La justice israélienne n’a aucune crédibilité car elle refuse l’application du droit international et conteste la notion même de territoires occupés. Israël a ratifié le Pacte onusien de 1966 sur les droits civils et politiques, mais refuse de l’appliquer dans les territoires occupés et la justice israélienne se dit incompétente pour contrôler les actes de l’armée aux motifs des contraintes de sécurité. Pour donner aux pays occidentaux des motifs faciles de dire qu’Israël est une démocratie, on a inventé une justice d’apparence, mais qui ne vaut rien dès lorsqu’elle ne reconnait pas l’autorité de la Cour Internationale de Justice.
Il est hors de question de se satisfaire de processus d’enquête incertains qui visent en réalité à éviter le principe de la condamnation. Il y a de quoi être navré quand Catherine Ashton, au nom de l’Union européenne, demande une commission d’enquête confiée à Israël [3]. La tolérance à de tels faits rend possibles toutes les agressions contre les Palestiniens, et cette affaire qui bafoue l’idée d’humanité doit être jugée par une juridiction ayant la possibilité effective de prononcer des condamnations. En 2010, on sait ce qu’est une juridiction. Nous n’avons pas à inventer le droit, mais à l’appliquer.

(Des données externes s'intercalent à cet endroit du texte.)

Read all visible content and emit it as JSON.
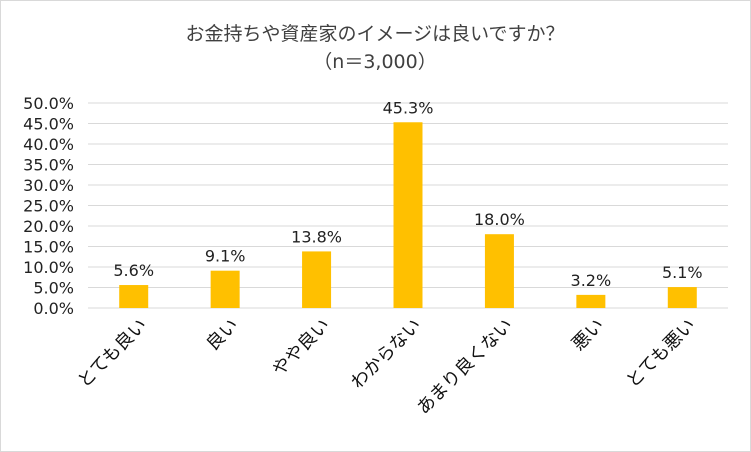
{
  "chart_data": {
    "type": "bar",
    "title": "お金持ちや資産家のイメージは良いですか？",
    "subtitle": "（n＝3,000）",
    "categories": [
      "とても良い",
      "良い",
      "やや良い",
      "わからない",
      "あまり良くない",
      "悪い",
      "とても悪い"
    ],
    "values": [
      5.6,
      9.1,
      13.8,
      45.3,
      18.0,
      3.2,
      5.1
    ],
    "data_labels": [
      "5.6%",
      "9.1%",
      "13.8%",
      "45.3%",
      "18.0%",
      "3.2%",
      "5.1%"
    ],
    "ylim": [
      0,
      50
    ],
    "y_ticks": [
      0,
      5,
      10,
      15,
      20,
      25,
      30,
      35,
      40,
      45,
      50
    ],
    "y_tick_labels": [
      "0.0%",
      "5.0%",
      "10.0%",
      "15.0%",
      "20.0%",
      "25.0%",
      "30.0%",
      "35.0%",
      "40.0%",
      "45.0%",
      "50.0%"
    ],
    "grid": true,
    "legend": "none",
    "bar_color": "#FFC000",
    "grid_color": "#d9d9d9"
  }
}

Selon la jurisprudence internationale, un acte relève de la qualification de crime de guerre, à partir du moment où il prend place dans un conflit armé, ce qui est le cas selon l’analyse de la CIJ, même s’il a été conduit dans un bref délai, dès lors qu’il a été d’une très forte intensité, ce qui est le cas aussi.
Les procédures pénales peuvent être engagées dans les pays dont sont originaires les victimes. Mais l’ampleur du crime, et la diversité de nationalité des victimes, peuvent conduire à préférer un procès devant une juridiction internationale.

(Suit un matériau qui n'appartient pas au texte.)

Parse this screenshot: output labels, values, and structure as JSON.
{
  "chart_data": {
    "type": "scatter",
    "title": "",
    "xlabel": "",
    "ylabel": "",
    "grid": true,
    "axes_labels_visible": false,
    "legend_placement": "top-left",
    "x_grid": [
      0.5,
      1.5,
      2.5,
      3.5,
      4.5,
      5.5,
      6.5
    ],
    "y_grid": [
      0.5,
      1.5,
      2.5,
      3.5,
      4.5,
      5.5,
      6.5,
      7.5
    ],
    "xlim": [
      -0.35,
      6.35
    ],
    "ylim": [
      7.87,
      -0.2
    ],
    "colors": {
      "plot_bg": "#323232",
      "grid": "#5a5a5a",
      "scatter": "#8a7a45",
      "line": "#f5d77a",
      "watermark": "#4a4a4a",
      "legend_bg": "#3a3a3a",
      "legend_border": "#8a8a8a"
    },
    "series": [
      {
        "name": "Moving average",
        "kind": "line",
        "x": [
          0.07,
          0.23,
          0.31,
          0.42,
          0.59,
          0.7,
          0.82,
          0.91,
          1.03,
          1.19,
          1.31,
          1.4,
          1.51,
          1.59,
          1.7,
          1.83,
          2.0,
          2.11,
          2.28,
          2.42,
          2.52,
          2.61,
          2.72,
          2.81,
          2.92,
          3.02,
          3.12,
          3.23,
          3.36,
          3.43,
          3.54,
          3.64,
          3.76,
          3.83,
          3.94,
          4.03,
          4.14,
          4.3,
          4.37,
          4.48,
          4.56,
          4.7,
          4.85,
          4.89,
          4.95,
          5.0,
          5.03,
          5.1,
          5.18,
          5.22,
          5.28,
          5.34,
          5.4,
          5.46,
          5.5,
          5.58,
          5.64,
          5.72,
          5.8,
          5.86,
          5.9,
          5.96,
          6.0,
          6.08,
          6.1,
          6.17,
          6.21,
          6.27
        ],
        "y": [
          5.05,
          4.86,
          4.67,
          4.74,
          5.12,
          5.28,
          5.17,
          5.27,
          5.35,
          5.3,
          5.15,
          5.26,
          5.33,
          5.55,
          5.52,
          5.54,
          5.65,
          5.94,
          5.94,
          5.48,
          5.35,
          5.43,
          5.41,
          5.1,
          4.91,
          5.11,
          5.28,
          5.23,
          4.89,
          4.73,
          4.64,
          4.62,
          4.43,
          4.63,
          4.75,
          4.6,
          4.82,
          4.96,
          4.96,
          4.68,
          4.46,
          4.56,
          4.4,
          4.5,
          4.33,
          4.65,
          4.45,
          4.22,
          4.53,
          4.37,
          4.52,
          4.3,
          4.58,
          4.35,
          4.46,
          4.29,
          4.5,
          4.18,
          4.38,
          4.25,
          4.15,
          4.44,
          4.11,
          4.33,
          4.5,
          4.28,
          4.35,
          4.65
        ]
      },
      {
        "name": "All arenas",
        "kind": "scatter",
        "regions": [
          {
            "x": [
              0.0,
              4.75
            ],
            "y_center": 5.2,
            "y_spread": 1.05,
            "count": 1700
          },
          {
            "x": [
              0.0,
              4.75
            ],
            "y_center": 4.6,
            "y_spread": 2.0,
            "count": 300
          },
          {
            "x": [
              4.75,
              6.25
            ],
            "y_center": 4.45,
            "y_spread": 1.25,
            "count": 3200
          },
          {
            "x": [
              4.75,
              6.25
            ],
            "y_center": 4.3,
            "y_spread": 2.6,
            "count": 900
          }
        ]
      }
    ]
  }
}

La compétence de la Cour Pénale Internationale, suite à la déclaration de compétence faite par l’Autorité Nationale Palestinienne le 21 janvier 2009, ressort des critères généraux d’analyse, liés au principe de l’accès au juge pour les violations graves du droit, sauf à admettre le déni de droit. Mais elle se trouve ici doublée d’une compétence liée à l’immatriculation des bateaux. Sous réserve d’autres vérifications, il est établi que l’agression a concerné deux bateaux immatriculés en Grèce, deux en Turquie, et un aux îles Kiribati, donc assimilables aux territoires grecs, turcs et kiribati par application de l’article 12-2 a du traité de la CPI, qui a été ratifié par la Grèce (mais ni par la Turquie, ni par Kiribati).
La déclaration de compétence du 21 janvier 2009 n’est pas limitée à Plomb Durci. Elle est générale, et doivent être adressés à la Cour tous les éléments relatifs aux crimes commis par Israël : la colonisation, les prisonniers et maintenant, l’attaque du 31 mai 2010. La politique d’Israël est un crime, et ce crime doit être jugé.
Maintenant, il en est assez d’invoquer la justice, en souhaitant surtout que le pire ne se renouvelle pas. On voit le résultat. Nous le devons aux victimes : la justice doit punir le crime.
Gilles Devers
Avocat au barreau de Lyon (France). Porte-parole du collectif international de juristes ayant déposé une plainte devant la Cour pénale internationale pour les crimes commis à Gaza lors de l’opération Plomb durci.
[1] Lire le document de référence (en anglais) : « Occupation, Colonialism, Apartheid ? », par le Human Sciences Research Council of South Africa, Voltaire Network, 13 juillet 2009.
[2] « L’opération "Plomb durci" : une guerre israélienne est financée par l’Arabie saoudite », par Thierry Meyssan, Réseau Voltaire, 6 janvier 2009.
[3] « Declaration by Catherine Ashton on the Israeli military operation against the Flotilla », Voltaire Network, 31 mai 2010.